When I view the landscape of the American church and society, I see a nation filled with people like the religious man.  Multitudes feeling generally good about themselves because of their attempts at doing good things.  They admit they have done wrong, but counter with efforts that are akin to moral insurance to sooth their conscience.

They also view themselves as better than the other guy, like the religious man did.  They are better than the drug dealer or corrupt politician. They see “those people” as the ones who need the help and religious saving, not themselves.  

These attitudes are dangerous.  They can lead to a moral and spiritual obnoxiousness that will produce a sterile church, empty of spiritual power.  It can also divide a nation among the upright elites and the downright immoral. 

We all are sinners with evil lurking in our hearts.  All of us.  Regardless of our religion, political party or standing in our community.  All of us have done wrong.  No exceptions.  Who has never told a lie, never had a bad thought about another person or never has done something from a selfish motive?  Who?  We!  Are!  All!  Sinners!
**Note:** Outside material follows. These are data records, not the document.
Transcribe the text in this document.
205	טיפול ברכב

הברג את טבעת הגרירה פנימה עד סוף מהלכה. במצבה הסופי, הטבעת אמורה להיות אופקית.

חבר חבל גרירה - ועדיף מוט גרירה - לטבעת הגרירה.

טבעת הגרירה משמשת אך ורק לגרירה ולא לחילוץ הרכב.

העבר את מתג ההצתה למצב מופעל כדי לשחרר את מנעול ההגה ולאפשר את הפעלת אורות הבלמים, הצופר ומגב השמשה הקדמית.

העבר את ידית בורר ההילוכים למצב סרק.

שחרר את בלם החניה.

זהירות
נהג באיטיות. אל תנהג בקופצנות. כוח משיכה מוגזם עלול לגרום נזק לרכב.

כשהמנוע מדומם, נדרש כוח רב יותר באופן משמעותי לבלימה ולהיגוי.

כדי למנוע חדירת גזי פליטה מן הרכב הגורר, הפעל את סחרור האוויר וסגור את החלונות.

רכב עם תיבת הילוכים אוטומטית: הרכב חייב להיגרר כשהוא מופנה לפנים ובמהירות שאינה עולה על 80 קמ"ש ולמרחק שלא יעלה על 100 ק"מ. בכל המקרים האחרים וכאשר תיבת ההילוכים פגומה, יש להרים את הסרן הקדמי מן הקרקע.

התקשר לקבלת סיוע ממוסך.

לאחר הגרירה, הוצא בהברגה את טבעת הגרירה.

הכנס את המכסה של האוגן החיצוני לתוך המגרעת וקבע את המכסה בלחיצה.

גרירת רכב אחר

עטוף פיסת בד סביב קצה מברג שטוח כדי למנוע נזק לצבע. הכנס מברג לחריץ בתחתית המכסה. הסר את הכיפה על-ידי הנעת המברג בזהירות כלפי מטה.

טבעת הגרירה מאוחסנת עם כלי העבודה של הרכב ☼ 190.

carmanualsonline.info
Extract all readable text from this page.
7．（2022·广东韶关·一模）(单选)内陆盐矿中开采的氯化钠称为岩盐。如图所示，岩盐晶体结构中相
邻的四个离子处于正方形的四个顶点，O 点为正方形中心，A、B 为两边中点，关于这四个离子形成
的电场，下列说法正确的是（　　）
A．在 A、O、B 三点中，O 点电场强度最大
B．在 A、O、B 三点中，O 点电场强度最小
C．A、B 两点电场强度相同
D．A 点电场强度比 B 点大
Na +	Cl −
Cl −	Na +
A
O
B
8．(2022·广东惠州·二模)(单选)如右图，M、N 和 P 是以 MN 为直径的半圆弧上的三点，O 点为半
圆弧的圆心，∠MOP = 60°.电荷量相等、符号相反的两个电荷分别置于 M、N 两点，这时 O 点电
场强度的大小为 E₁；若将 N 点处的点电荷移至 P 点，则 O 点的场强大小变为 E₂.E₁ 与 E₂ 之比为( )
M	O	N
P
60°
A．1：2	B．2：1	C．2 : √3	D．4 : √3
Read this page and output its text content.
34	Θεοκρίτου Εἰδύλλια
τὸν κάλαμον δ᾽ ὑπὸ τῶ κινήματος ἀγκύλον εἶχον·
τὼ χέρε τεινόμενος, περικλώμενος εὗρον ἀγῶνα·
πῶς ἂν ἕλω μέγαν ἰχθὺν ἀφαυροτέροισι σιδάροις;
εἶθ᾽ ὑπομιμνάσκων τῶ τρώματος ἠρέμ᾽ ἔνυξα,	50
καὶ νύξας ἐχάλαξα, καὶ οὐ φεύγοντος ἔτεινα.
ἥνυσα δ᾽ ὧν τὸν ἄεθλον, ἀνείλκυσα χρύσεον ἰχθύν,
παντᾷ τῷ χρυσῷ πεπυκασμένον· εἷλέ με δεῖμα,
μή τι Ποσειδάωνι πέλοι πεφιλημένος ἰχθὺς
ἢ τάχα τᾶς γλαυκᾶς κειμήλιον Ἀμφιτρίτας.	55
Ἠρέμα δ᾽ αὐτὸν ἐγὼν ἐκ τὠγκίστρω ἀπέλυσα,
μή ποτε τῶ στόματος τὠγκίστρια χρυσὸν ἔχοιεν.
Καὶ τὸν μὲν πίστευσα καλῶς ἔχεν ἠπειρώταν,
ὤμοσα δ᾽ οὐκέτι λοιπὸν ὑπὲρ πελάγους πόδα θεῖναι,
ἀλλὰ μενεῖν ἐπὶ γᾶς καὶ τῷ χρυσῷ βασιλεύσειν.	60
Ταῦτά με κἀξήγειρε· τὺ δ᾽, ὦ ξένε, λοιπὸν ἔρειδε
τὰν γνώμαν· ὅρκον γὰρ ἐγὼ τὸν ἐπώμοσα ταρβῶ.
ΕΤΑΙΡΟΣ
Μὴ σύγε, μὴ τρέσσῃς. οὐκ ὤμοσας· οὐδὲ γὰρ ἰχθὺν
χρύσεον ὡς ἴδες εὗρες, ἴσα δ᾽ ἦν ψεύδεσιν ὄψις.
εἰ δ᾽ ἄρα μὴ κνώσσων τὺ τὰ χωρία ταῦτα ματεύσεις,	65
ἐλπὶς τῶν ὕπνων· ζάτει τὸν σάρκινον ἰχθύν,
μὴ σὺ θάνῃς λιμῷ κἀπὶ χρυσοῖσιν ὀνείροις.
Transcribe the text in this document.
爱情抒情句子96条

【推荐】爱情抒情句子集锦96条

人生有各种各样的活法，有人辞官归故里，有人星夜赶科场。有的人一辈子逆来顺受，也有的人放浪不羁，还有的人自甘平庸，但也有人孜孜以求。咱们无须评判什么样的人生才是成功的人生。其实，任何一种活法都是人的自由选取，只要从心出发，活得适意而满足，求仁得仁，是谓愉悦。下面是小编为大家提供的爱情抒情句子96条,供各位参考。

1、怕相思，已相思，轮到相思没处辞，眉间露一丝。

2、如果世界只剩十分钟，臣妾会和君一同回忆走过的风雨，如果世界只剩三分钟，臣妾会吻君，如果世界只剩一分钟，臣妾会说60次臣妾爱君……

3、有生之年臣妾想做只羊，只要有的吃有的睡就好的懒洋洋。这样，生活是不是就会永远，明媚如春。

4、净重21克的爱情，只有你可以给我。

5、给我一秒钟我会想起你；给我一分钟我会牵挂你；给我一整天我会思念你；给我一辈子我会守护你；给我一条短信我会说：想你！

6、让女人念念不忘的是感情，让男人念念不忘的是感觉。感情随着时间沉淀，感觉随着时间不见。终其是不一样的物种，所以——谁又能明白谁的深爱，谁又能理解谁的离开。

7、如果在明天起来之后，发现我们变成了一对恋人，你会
God affirms this saying, “None is righteous, no, not one . . . no one does good, not even one” (Romans 3:11,12).

We have this mysterious evil within us that surfaces in our words, actions, motives and attitudes. What are we going to do about it?  Wish it away?  Ignore it?  Increase our efforts at being good? 

Because of what we have done we face the penalty of spiritual and eternal death.  Yet, it can be avoided.  This was the reason Jesus came from heaven to earth.  He came to go to war against the evil by dying on a cross. There He took our place.  He took our penalty.  He suffered and died for us.  Then rose again, securing the promise of forgiveness and a new life in Him. 

If you admit there is darkness inside you, an evil that dwells within, then in the humble spirit of the tax collector, call out to God for mercy.  Then because of what the Lord God did through Jesus for you and your entire family, freedom is waiting. 

A prayer for you to pray– Lord God, examine my heart.  Point out to me the sin that lives within me.  I do not want it there any longer.  I place my trust in Jesus and ask for forgiveness for all I have done wrong.  Cleanse my heart.  Make it new.  Change my life.  In Jesus’ name.  Amen.